Ducking into the Walt Disney Family Museum space one of our group’s first questions was: “Why is the museum in San Francisco?” A helpful tour guide told us that the family had ties in town and today, it’s such a hub for animation studios (Pixar is nearby and we had even just come from ILM) that it also serves as inspiration for the animators of tomorrow.
We spent the next hour weaving through the galleries that told the tale of Walt’s life, from childhood to how he earned his 248 awards, which are all on display — including the special Academy Award for Snow White that featured seven mini statuettes.
While there are no rides, cast members, characters, or candy apples, the museum was still very interesting for children. The use of framed high-definition screens, animations and projections make each gallery come to life to tell its story. Meanwhile the artifacts, history, documentation and sketches on display are a dream for history or animation buffs.
From inventions that boosted film technology like the multiplane camera, to jars of paint that included colours specifically for Donald Duck‘s bill or Cinderella‘s dress. Everything was detailed and showcased including the animators’ strike in 1941 and also how the Disney studio supported the World War II effort by creating American posters and advertisements for the army. Then of course there was Disneyland and eventually Epcot.
The museum is laid out in chronological order with one of the last exhibits featuring something I never previously knew about Walt E. Disney: One of his very last family vacations was to British Columbia where they took a boat up the coast of Vancouver Island during the summer of 1966. Walt passed away in December of that year.
Once we had made the rounds in the main museum area (at 104 Montgomery Street) we made our way to the Tyrus Wong exhibition in a neighbouring Presidio building. Wong is a painter, muralist, and designer who worked with Disney as a lead artist on Bambi in 1942.
Aside from his paintings, sketches and animations, Wong loves kites and it just so happens that we spotted him on the Presidio lawn participating in the kite festival.
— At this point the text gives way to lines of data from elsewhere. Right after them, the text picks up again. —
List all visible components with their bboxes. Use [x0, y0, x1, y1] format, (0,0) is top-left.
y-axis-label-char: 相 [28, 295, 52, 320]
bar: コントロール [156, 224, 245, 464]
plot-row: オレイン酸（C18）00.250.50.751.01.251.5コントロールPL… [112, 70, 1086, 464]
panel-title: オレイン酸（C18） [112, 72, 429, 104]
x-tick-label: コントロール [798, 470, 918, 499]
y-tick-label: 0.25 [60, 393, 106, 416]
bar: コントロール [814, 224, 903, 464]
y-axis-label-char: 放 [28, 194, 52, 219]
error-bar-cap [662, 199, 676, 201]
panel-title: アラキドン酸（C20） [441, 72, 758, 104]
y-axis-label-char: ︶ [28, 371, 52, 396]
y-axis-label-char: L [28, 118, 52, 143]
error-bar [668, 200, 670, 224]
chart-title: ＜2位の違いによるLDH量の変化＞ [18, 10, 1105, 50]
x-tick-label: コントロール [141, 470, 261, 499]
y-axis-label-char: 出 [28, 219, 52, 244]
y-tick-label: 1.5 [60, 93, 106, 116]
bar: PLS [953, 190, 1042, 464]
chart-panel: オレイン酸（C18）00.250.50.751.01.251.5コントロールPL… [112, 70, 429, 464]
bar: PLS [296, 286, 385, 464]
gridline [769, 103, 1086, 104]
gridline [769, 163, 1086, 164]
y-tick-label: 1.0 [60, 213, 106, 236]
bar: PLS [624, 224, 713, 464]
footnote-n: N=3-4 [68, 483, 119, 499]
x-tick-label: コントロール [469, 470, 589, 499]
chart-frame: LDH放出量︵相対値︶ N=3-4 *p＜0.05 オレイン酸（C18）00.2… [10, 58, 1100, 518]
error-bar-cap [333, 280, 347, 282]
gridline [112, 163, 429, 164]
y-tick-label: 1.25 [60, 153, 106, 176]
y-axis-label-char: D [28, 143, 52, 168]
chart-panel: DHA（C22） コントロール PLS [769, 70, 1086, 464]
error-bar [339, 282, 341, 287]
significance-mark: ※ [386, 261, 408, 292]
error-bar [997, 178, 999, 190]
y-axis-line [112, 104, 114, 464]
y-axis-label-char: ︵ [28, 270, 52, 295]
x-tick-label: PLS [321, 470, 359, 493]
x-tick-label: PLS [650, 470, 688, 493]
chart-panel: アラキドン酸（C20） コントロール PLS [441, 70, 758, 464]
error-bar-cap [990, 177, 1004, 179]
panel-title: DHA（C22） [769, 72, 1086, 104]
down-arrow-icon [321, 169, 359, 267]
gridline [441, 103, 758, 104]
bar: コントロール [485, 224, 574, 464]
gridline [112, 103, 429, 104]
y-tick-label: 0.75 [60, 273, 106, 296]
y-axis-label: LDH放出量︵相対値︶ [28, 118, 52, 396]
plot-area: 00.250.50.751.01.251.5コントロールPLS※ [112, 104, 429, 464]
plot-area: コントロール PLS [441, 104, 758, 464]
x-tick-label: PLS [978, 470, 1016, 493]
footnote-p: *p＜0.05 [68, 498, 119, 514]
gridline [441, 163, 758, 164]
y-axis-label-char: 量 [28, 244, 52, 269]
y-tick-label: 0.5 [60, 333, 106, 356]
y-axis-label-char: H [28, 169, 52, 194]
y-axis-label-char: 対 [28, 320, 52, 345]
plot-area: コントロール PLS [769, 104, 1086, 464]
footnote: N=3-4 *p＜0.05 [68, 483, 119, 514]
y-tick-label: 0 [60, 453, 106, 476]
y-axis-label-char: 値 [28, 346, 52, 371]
It was pretty remarkable to experience such a moving exhibition only to then to see the legendary artist right there in front of us, at 102 years old!
Full of wonder from a healthy dose of history and art, my niece and I picked up some strawberry lemonades from the museum’s cafe (next to the store) and sat on the lawn. We looked out at sailboats in the bay and a few remaining kites in the wind as we waited to rejoin the rest of our group. It was great to find a slice of Disney in San Francisco and to learn more about the man behind the film and television empire… just a few days before we made our way to his Magic Kingdom.
At the time this post was published admission to the Walt Disney Family Museum in San Francisco was $20 (adults), $15 (seniors and students with ID), $12 (youth 6-17), and free for children 6 years and younger. Your museum admission gets you into the special exhibition buildings as well.